Ben Phillips, an associate professor at the Australian National University, has published modelling showing what he terms an ‘income recession’.  

Taking into account disposable income data, CPI and population growth, the modelling shows negative growth in living standards driven by slow wage growth. 

The problem of wage growth is accepted more readily by Labor and the union movement than the current Federal Government. 

Speaking on The Project in October 2018, Jobs and Industrial Relations Minister Kelly O’Dwyer said wage growth had been steady. 

“Over the last 10 years, we’ve actually seen wages increase by around 30% and inflation increase by around 20%. Certainly, wages haven’t grown as fast as people might like, but wages have grown steadily over that period of time.” Ms O’Dwyer said. 

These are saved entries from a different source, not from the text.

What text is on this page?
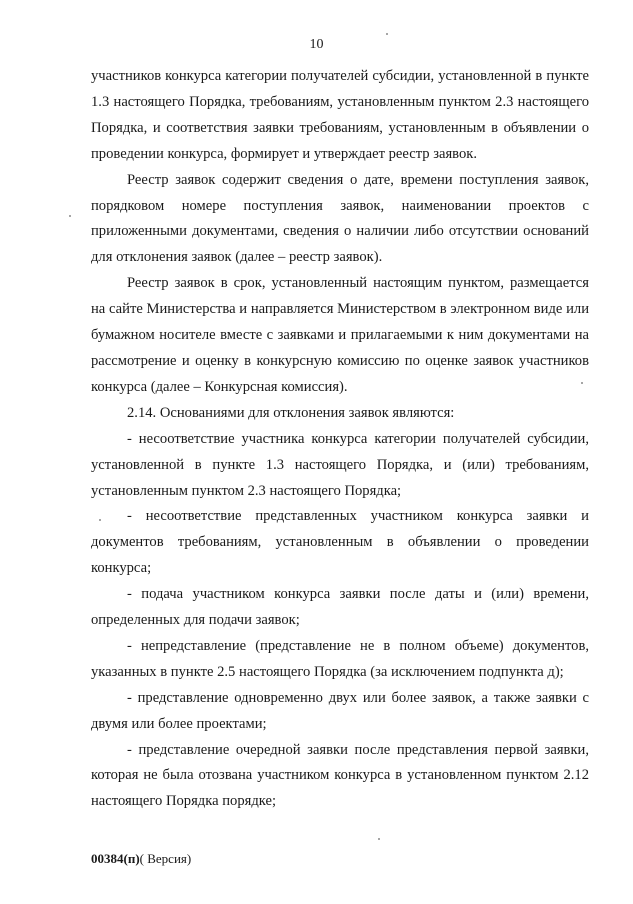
10

участников конкурса категории получателей субсидии, установленной в пункте 1.3 настоящего Порядка, требованиям, установленным пунктом 2.3 настоящего Порядка, и соответствия заявки требованиям, установленным в объявлении о проведении конкурса, формирует и утверждает реестр заявок.

Реестр заявок содержит сведения о дате, времени поступления заявок, порядковом номере поступления заявок, наименовании проектов с приложенными документами, сведения о наличии либо отсутствии оснований для отклонения заявок (далее – реестр заявок).

Реестр заявок в срок, установленный настоящим пунктом, размещается на сайте Министерства и направляется Министерством в электронном виде или бумажном носителе вместе с заявками и прилагаемыми к ним документами на рассмотрение и оценку в конкурсную комиссию по оценке заявок участников конкурса (далее – Конкурсная комиссия).

2.14. Основаниями для отклонения заявок являются:

- несоответствие участника конкурса категории получателей субсидии, установленной в пункте 1.3 настоящего Порядка, и (или) требованиям, установленным пунктом 2.3 настоящего Порядка;

- несоответствие представленных участником конкурса заявки и документов требованиям, установленным в объявлении о проведении конкурса;

- подача участником конкурса заявки после даты и (или) времени, определенных для подачи заявок;

- непредставление (представление не в полном объеме) документов, указанных в пункте 2.5 настоящего Порядка (за исключением подпункта д);

- представление одновременно двух или более заявок, а также заявки с двумя или более проектами;

- представление очередной заявки после представления первой заявки, которая не была отозвана участником конкурса в установленном пунктом 2.12 настоящего Порядка порядке;

00384(п)( Версия)
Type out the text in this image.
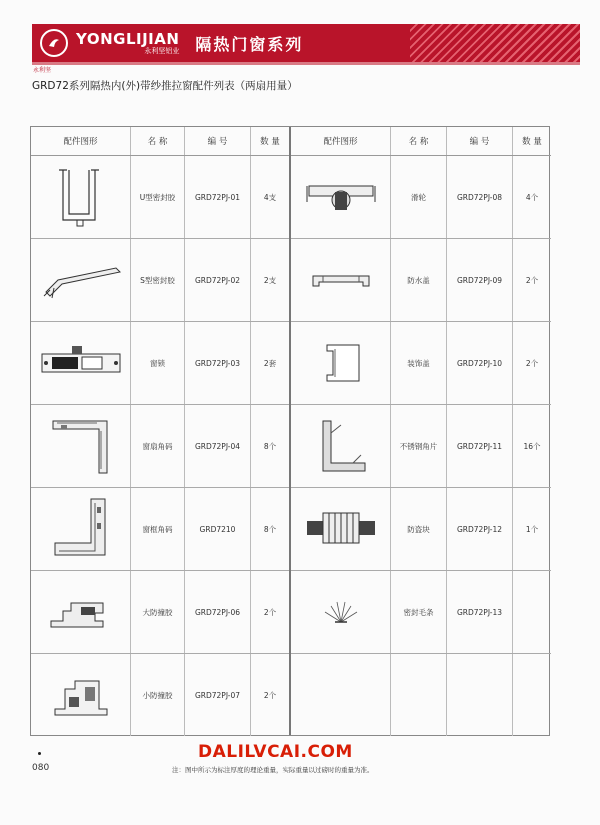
YONGLIJIAN
永利坚铝业 隔热门窗系列
永利坚
GRD72系列隔热内(外)带纱推拉窗配件列表（两扇用量）
配件图形	名 称	编 号	数 量
U型密封胶	GRD72PJ-01	4支
S型密封胶	GRD72PJ-02	2支
窗锁	GRD72PJ-03	2套
窗扇角码	GRD72PJ-04	8个
窗框角码	GRD7210	8个
大防撞胶	GRD72PJ-06	2个
小防撞胶	GRD72PJ-07	2个
配件图形	名 称	编 号	数 量
滑轮	GRD72PJ-08	4个
防水盖	GRD72PJ-09	2个
装饰盖	GRD72PJ-10	2个
不锈钢角片	GRD72PJ-11	16个
防盗块	GRD72PJ-12	1个
密封毛条	GRD72PJ-13
DALILVCAI.COM
080	注：图中所示为标注厚度的理论重量，实际重量以过磅时的重量为准。
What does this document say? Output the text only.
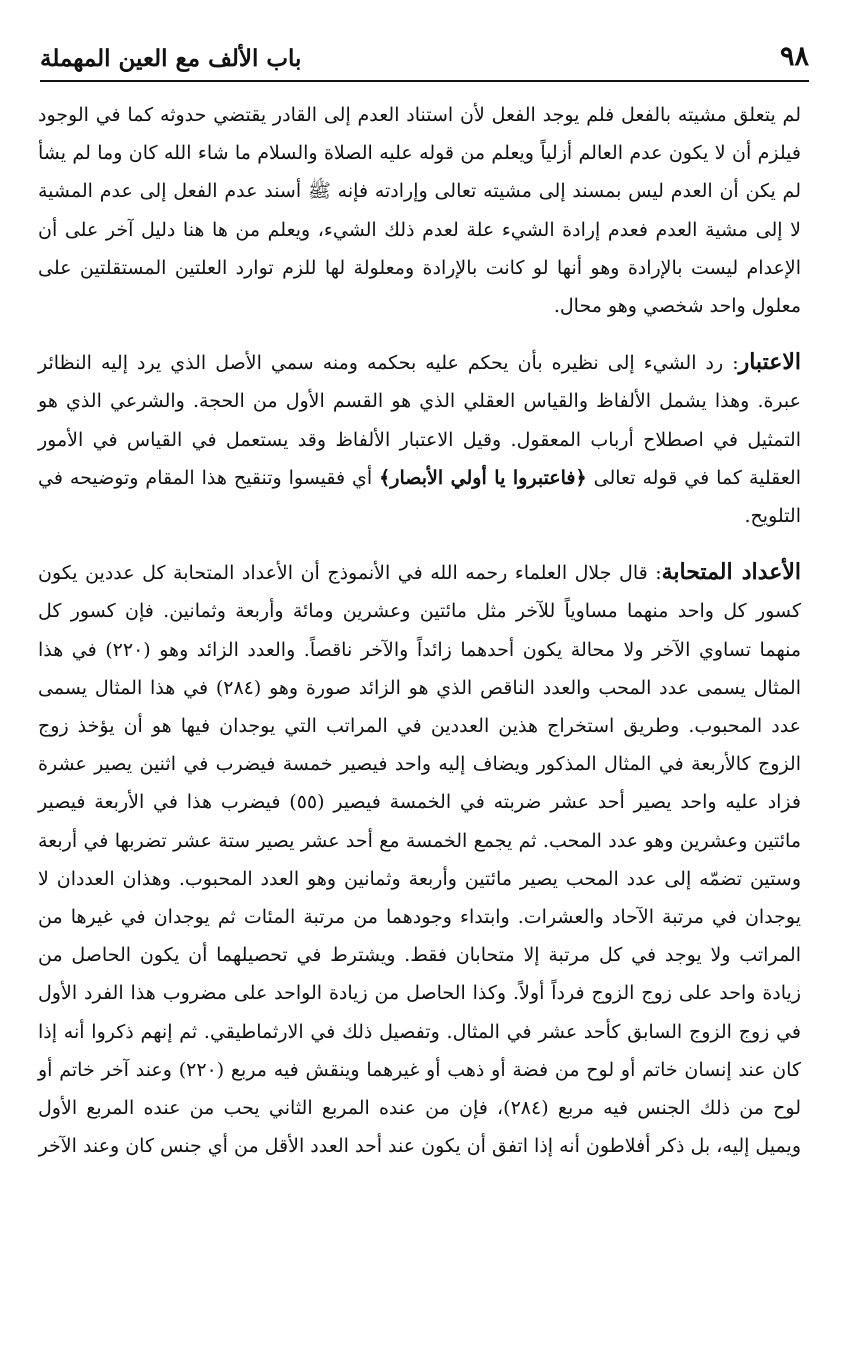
٩٨
باب الألف مع العين المهملة

لم يتعلق مشيته بالفعل فلم يوجد الفعل لأن استناد العدم إلى القادر يقتضي حدوثه كما في الوجود فيلزم أن لا يكون عدم العالم أزلياً ويعلم من قوله عليه الصلاة والسلام ما شاء الله كان وما لم يشأ لم يكن أن العدم ليس بمسند إلى مشيته تعالى وإرادته فإنه ﷺ أسند عدم الفعل إلى عدم المشية لا إلى مشية العدم فعدم إرادة الشيء علة لعدم ذلك الشيء، ويعلم من ها هنا دليل آخر على أن الإعدام ليست بالإرادة وهو أنها لو كانت بالإرادة ومعلولة لها للزم توارد العلتين المستقلتين على معلول واحد شخصي وهو محال.

الاعتبار: رد الشيء إلى نظيره بأن يحكم عليه بحكمه ومنه سمي الأصل الذي يرد إليه النظائر عبرة. وهذا يشمل الألفاظ والقياس العقلي الذي هو القسم الأول من الحجة. والشرعي الذي هو التمثيل في اصطلاح أرباب المعقول. وقيل الاعتبار الألفاظ وقد يستعمل في القياس في الأمور العقلية كما في قوله تعالى ﴿فاعتبروا يا أولي الأبصار﴾ أي فقيسوا وتنقيح هذا المقام وتوضيحه في التلويح.

الأعداد المتحابة: قال جلال العلماء رحمه الله في الأنموذج أن الأعداد المتحابة كل عددين يكون كسور كل واحد منهما مساوياً للآخر مثل مائتين وعشرين ومائة وأربعة وثمانين. فإن كسور كل منهما تساوي الآخر ولا محالة يكون أحدهما زائداً والآخر ناقصاً. والعدد الزائد وهو (٢٢٠) في هذا المثال يسمى عدد المحب والعدد الناقص الذي هو الزائد صورة وهو (٢٨٤) في هذا المثال يسمى عدد المحبوب. وطريق استخراج هذين العددين في المراتب التي يوجدان فيها هو أن يؤخذ زوج الزوج كالأربعة في المثال المذكور ويضاف إليه واحد فيصير خمسة فيضرب في اثنين يصير عشرة فزاد عليه واحد يصير أحد عشر ضربته في الخمسة فيصير (٥٥) فيضرب هذا في الأربعة فيصير مائتين وعشرين وهو عدد المحب. ثم يجمع الخمسة مع أحد عشر يصير ستة عشر تضربها في أربعة وستين تضمّه إلى عدد المحب يصير مائتين وأربعة وثمانين وهو العدد المحبوب. وهذان العددان لا يوجدان في مرتبة الآحاد والعشرات. وابتداء وجودهما من مرتبة المئات ثم يوجدان في غيرها من المراتب ولا يوجد في كل مرتبة إلا متحابان فقط. ويشترط في تحصيلهما أن يكون الحاصل من زيادة واحد على زوج الزوج فرداً أولاً. وكذا الحاصل من زيادة الواحد على مضروب هذا الفرد الأول في زوج الزوج السابق كأحد عشر في المثال. وتفصيل ذلك في الارثماطيقي. ثم إنهم ذكروا أنه إذا كان عند إنسان خاتم أو لوح من فضة أو ذهب أو غيرهما وينقش فيه مربع (٢٢٠) وعند آخر خاتم أو لوح من ذلك الجنس فيه مربع (٢٨٤)، فإن من عنده المربع الثاني يحب من عنده المربع الأول ويميل إليه، بل ذكر أفلاطون أنه إذا اتفق أن يكون عند أحد العدد الأقل من أي جنس كان وعند الآخر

This claim was assessed as “not the full story” by the RMIT ABC Fact Check. 

Regardless, it is generally viewed as a problem that needs to be addressed. 

This is where the major disagreements form between the union movement and business lobby groups. 

In a submission to the Fair Work Commission (FWC) this year, the ACTU argued that the minimum wage should be increased by 10.7% over two years, with ACTU Secretary Sally McManus telling ABC Radio National: “No full-time worker should live in poverty.” 

Opposition Leader Bill Shorten has endorsed directing the FWC to move towards a ‘living wage’ from July 1 if Labor wins the election, but hasn’t yet committed to an exact figure. 

The Business Council of Australia (BCA) agrees that wage growth is slow, but points to sluggish GDP as the reason for the stagnation. 

Speaking after the national accounts figures were released in March, BCA Chief Executive Jennifer Westacott said: “GDP growth of just 0.2% last quarter and 2.3% through the year is simply too low to create the new jobs and growing wages Australians have come to expect over the last two decades.” 

Speaking to Barrie Cassidy on ABC 7:30 in March, Westacott again drew the link between wages and productivity as part of a panel discussion with Sally McManus. 

“We have been calling for wage increases for ages. The question is how you get them. You get them through the economy doing more, you get them through productivity going up. I mean, the link between productivity and wage increases is not theoretical, it’s factual. 

“You can’t get wages up if the economy is slow, you can’t [get] wages up if unemployment is high. We have got to do the hard work of driving companies to invest,” said the BCA Chief. 

McManus was quick to point out productivity levels in Australia have been growing, saying: “Productivity has been going up. We just haven’t been getting our fair share. At the moment, labour share of the GDP is at a 60-year low. 

“So what that means is that profits are going up, productivity is going up and we’re just not getting our fair share of it and that’s the problem.”